En résumé, le deal est signé – enfin, le deal SERA signé quand les Chinois auront confirmé, ce qui n’est pas encore fait. Mais une chose est sûre : c’est le consommateur américain va raquer. Oui, parce que le consommateur paiera, comme toujours. Il paiera parce qu’à 55% de taxe, t’as deux options :

1. Tu montes tes prix.
2. Tu tailles dans les coûts. (Traduction : tu vires des gens.)

Dans les deux cas, l’économie trinque. Et quand t’apprends que les commandes de fret maritime pour les fêtes sont déjà en baisse de 14% par rapport à 2024, tu sens que ça pue un peu la récession masquée.
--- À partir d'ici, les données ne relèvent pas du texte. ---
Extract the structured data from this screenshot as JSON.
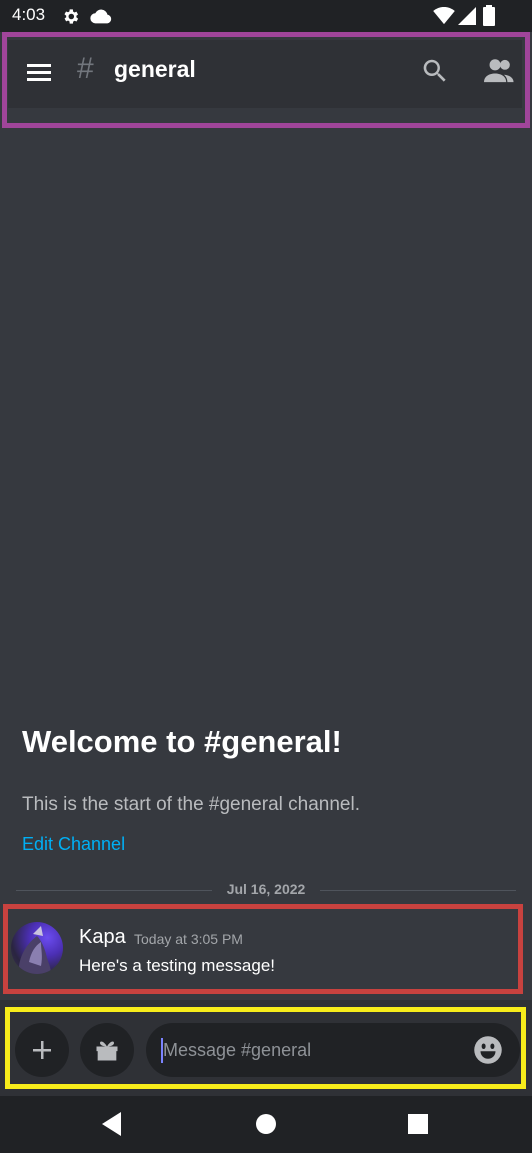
{
  "status_bar": {
    "time": "4:03",
    "icons": [
      "settings-gear-icon",
      "cloud-icon",
      "wifi-icon",
      "signal-icon",
      "battery-icon"
    ]
  },
  "header": {
    "hash_symbol": "#",
    "channel_name": "general",
    "icons": [
      "hamburger-menu-icon",
      "search-icon",
      "members-icon"
    ]
  },
  "welcome": {
    "title": "Welcome to #general!",
    "subtitle": "This is the start of the #general channel.",
    "edit_link": "Edit Channel"
  },
  "divider": {
    "date": "Jul 16, 2022"
  },
  "message": {
    "author": "Kapa",
    "timestamp": "Today at 3:05 PM",
    "text": "Here's a testing message!"
  },
  "composer": {
    "placeholder": "Message #general",
    "icons": [
      "plus-icon",
      "gift-icon",
      "emoji-icon"
    ]
  },
  "nav": {
    "icons": [
      "back-icon",
      "home-icon",
      "recents-icon"
    ]
  },
  "colors": {
    "background": "#36393f",
    "header_bg": "#2f3136",
    "status_bar_bg": "#202225",
    "link": "#00aff4",
    "highlight_header": "#a0459a",
    "highlight_message": "#c8423f",
    "highlight_composer": "#f7ec1b"
  }
}
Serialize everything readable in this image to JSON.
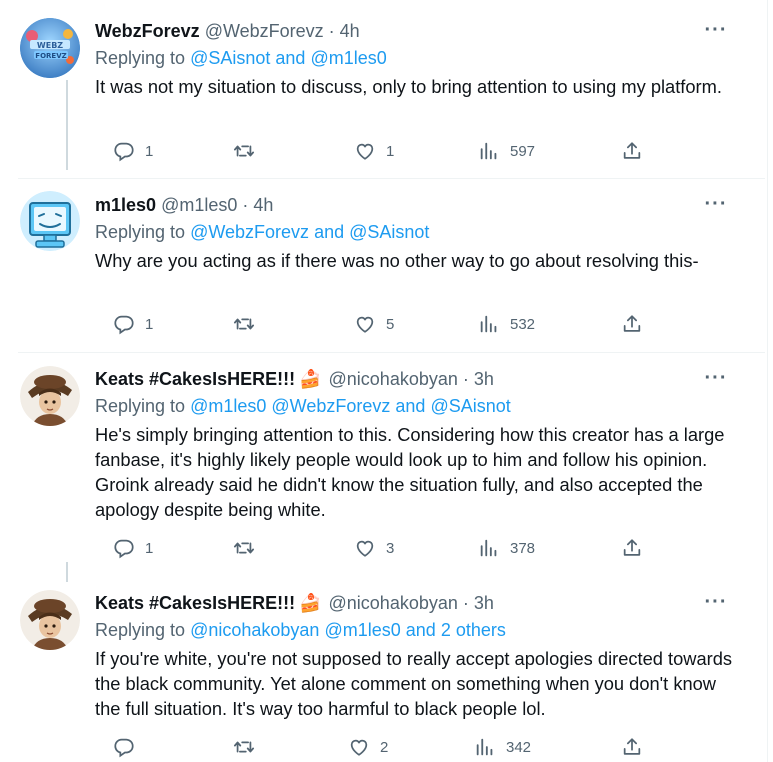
{
  "tweets": [
    {
      "name": "WebzForevz",
      "handle": "@WebzForevz",
      "time": "4h",
      "replying_prefix": "Replying to",
      "replying_links": [
        "@SAisnot",
        "@m1les0"
      ],
      "replying_join": "and",
      "text": "It was not my situation to discuss, only to bring attention to using my platform.",
      "replies": "1",
      "retweets": "",
      "likes": "1",
      "views": "597",
      "avatar_bg": "#5aa9e6"
    },
    {
      "name": "m1les0",
      "handle": "@m1les0",
      "time": "4h",
      "replying_prefix": "Replying to",
      "replying_links": [
        "@WebzForevz",
        "@SAisnot"
      ],
      "replying_join": "and",
      "text": "Why are you acting as if there was no other way to go about resolving this-",
      "replies": "1",
      "retweets": "",
      "likes": "5",
      "views": "532",
      "avatar_bg": "#8fd3f4"
    },
    {
      "name": "Keats #CakesIsHERE!!!",
      "handle": "@nicohakobyan",
      "time": "3h",
      "replying_prefix": "Replying to",
      "replying_links": [
        "@m1les0",
        "@WebzForevz",
        "@SAisnot"
      ],
      "replying_join": "and",
      "text": "He's simply bringing attention to this. Considering how this creator has a large fanbase, it's highly likely people would look up to him and follow his opinion. Groink already said he didn't know the situation fully, and also accepted the apology despite being white.",
      "replies": "1",
      "retweets": "",
      "likes": "3",
      "views": "378",
      "avatar_bg": "#f2ede6"
    },
    {
      "name": "Keats #CakesIsHERE!!!",
      "handle": "@nicohakobyan",
      "time": "3h",
      "replying_prefix": "Replying to",
      "replying_links": [
        "@nicohakobyan",
        "@m1les0"
      ],
      "replying_join": "and 2 others",
      "text": "If you're white, you're not supposed to really accept apologies directed towards the black community. Yet alone comment on something when you don't know the full situation. It's way too harmful to black people lol.",
      "replies": "",
      "retweets": "",
      "likes": "2",
      "views": "342",
      "avatar_bg": "#f2ede6"
    }
  ],
  "ui": {
    "dot": "·",
    "more": "···",
    "cake_emoji": "🍰"
  }
}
Dans tout ça, le problème c’est pas juste les taxes. C’est l’incertitude totale. Les entreprises vivent avec la trouille au ventre qu’un nouveau tweet qui efface la veille. Résultat : elles ne prennent plus de risque. Elles attendent. Elles gèlent les commandes. Et le commerce, comme l’économie, déteste le vide. Ah, et le marché du transport ? En souffrance aussi. Moins de volume, moins de containers, des ports à moitié vides et des camions qui roulent à vide. Le rêve américain quoi…
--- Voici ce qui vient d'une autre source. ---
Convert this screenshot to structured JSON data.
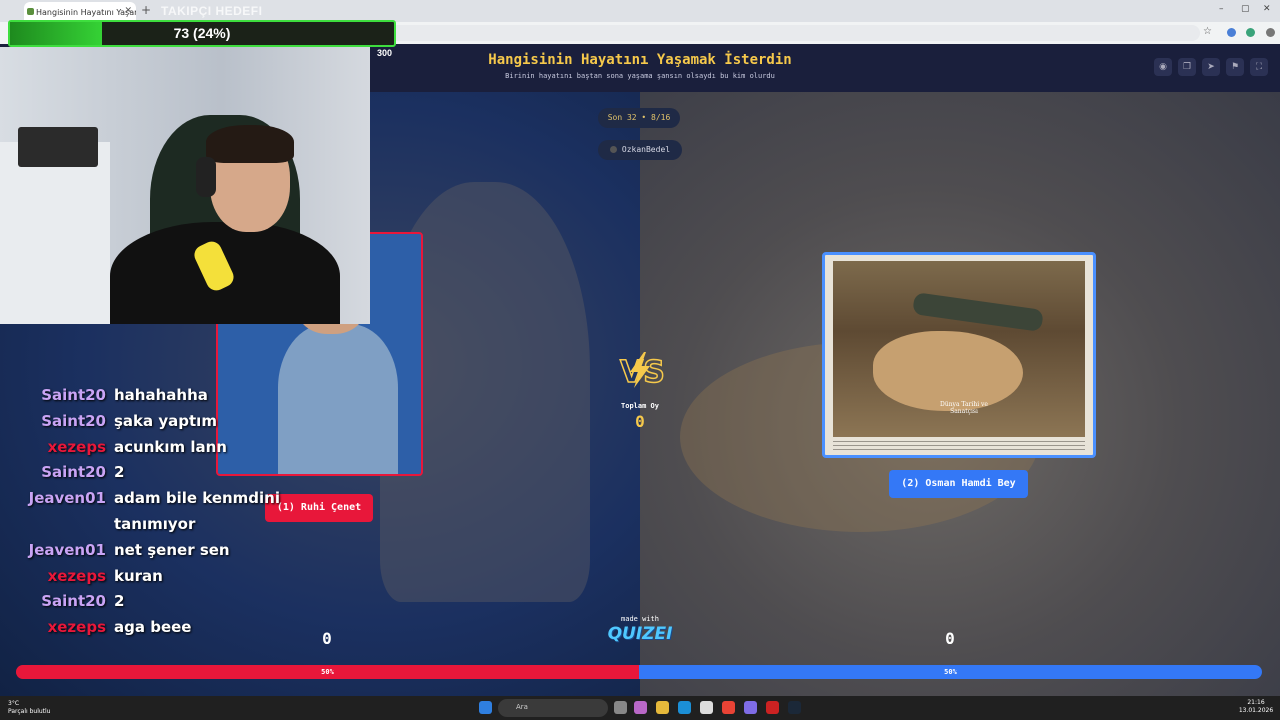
{
  "browser": {
    "tab_title": "Hangisinin Hayatını Yaşamak İs",
    "new_tab_symbol": "+",
    "close_symbol": "✕",
    "minimize_symbol": "–",
    "maximize_symbol": "▢",
    "window_close_symbol": "✕",
    "bookmark_symbol": "☆"
  },
  "stream": {
    "goal_title": "TAKIPÇI HEDEFI",
    "goal_text": "73 (24%)",
    "goal_progress": 0.24,
    "goal_target": "300"
  },
  "quiz": {
    "title": "Hangisinin Hayatını Yaşamak İsterdin",
    "subtitle": "Birinin hayatını baştan sona yaşama şansın olsaydı bu kim olurdu",
    "round": "Son 32 • 8/16",
    "creator": "OzkanBedel",
    "vs_text": "VS",
    "total_votes_label": "Toplam Oy",
    "total_votes": "0",
    "option1_label": "(1) Ruhi Çenet",
    "option2_label": "(2) Osman Hamdi Bey",
    "option2_caption": "Dünya Tarihi ve Sanatçısı",
    "score_left": "0",
    "score_right": "0",
    "percent_left": "50%",
    "percent_right": "50%",
    "share_left": 0.5,
    "made_with": "made with",
    "brand": "QUIZEI",
    "header_icons": [
      "eye-icon",
      "copy-icon",
      "send-icon",
      "flag-icon",
      "fullscreen-icon"
    ]
  },
  "chat": [
    {
      "user": "Saint20",
      "message": "hahahahha",
      "color": "#c9a4f5"
    },
    {
      "user": "Saint20",
      "message": "şaka yaptım",
      "color": "#c9a4f5"
    },
    {
      "user": "xezeps",
      "message": "acunkım lann",
      "color": "#e8173a"
    },
    {
      "user": "Saint20",
      "message": "2",
      "color": "#c9a4f5"
    },
    {
      "user": "Jeaven01",
      "message": "adam bile kenmdini",
      "color": "#c9a4f5"
    },
    {
      "user": "",
      "message": "tanımıyor",
      "color": "#c9a4f5"
    },
    {
      "user": "Jeaven01",
      "message": "net şener sen",
      "color": "#c9a4f5"
    },
    {
      "user": "xezeps",
      "message": "kuran",
      "color": "#e8173a"
    },
    {
      "user": "Saint20",
      "message": "2",
      "color": "#c9a4f5"
    },
    {
      "user": "xezeps",
      "message": "aga beee",
      "color": "#e8173a"
    }
  ],
  "taskbar": {
    "weather_temp": "3°C",
    "weather_desc": "Parçalı bulutlu",
    "search_placeholder": "Ara",
    "time": "21:16",
    "date": "13.01.2026"
  },
  "colors": {
    "red": "#e8173a",
    "blue": "#3478f6",
    "gold": "#f6c94b",
    "goal_green": "#35d235"
  }
}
Et donc ? On fait quoi ? Ben, là tout de suite le monde attend que Trump et Xi se serrent la main une bonne fois pour toutes. Mais entre-temps, la chaîne logistique mondiale est en burn-out, les distributeurs jonglent avec les stocks d’Halloween en juin, et les PME se demandent si elles pourront encore faire fabriquer des chaussettes sans hypothéquer leur entrepôt. “La guerre est finie”, dit Trump. Peut-être. Mais les cicatrices, elles, sont bien là. Et elles vont coûter cher. Mais les marchés s’en foutent, ils vivent dans le présent. Même si hier la journée était quand même grisâtre comme le ciel pollué par les cendres du Canada. À moins que ça soit parce qu’on s’est rendu compte que Trump va continuer à nous pourrir la vie encore plus de trois ans et que ça n’avance pas !!!

L’Asie

Les marchés asiatiques étaient à l’image de la séance Occidentale d’hier : gris et déprimés. Trump reparle des droits de douane avec le reste du monde, dit que ça avance mais menace à demi-mot quand même. Et tout ça pendant que le deal USA-Chine reste flou. En parallèle, le Moyen-Orient s’enflamme : pétrole en hausse, évacuations US d’Irak, et Israël prêt à frapper l’Iran (de nouveau). Ambiance festive garantie pendant que les Américains évacuent certaines bases de la région parce que Trump dit que ça pourrait être chaud et dangereux ces prochains jours. C’est toujours rassurant quand on essaie de protéger les militaires. La Chine recule légèrement, le Hang Seng perd 0,5%, plombé par le manque de détails sur l’accord, et les valeurs EV comme NIO et BYD dérapent. Le Japon trinque aussi, avec un Nikkei en baisse de 0,8%, victime d’un yen trop costaud et d’un secteur tech qui fait la gueule. En résumé : tensions géopolitiques + incertitude tarifaire = marchés nerveux et investisseurs prudents. L’or est à 3’393.25$, le pétrole explose à 67.89$, le Bitcoin est à 107’700$ et le rendement du 10 ans est à 4.40%.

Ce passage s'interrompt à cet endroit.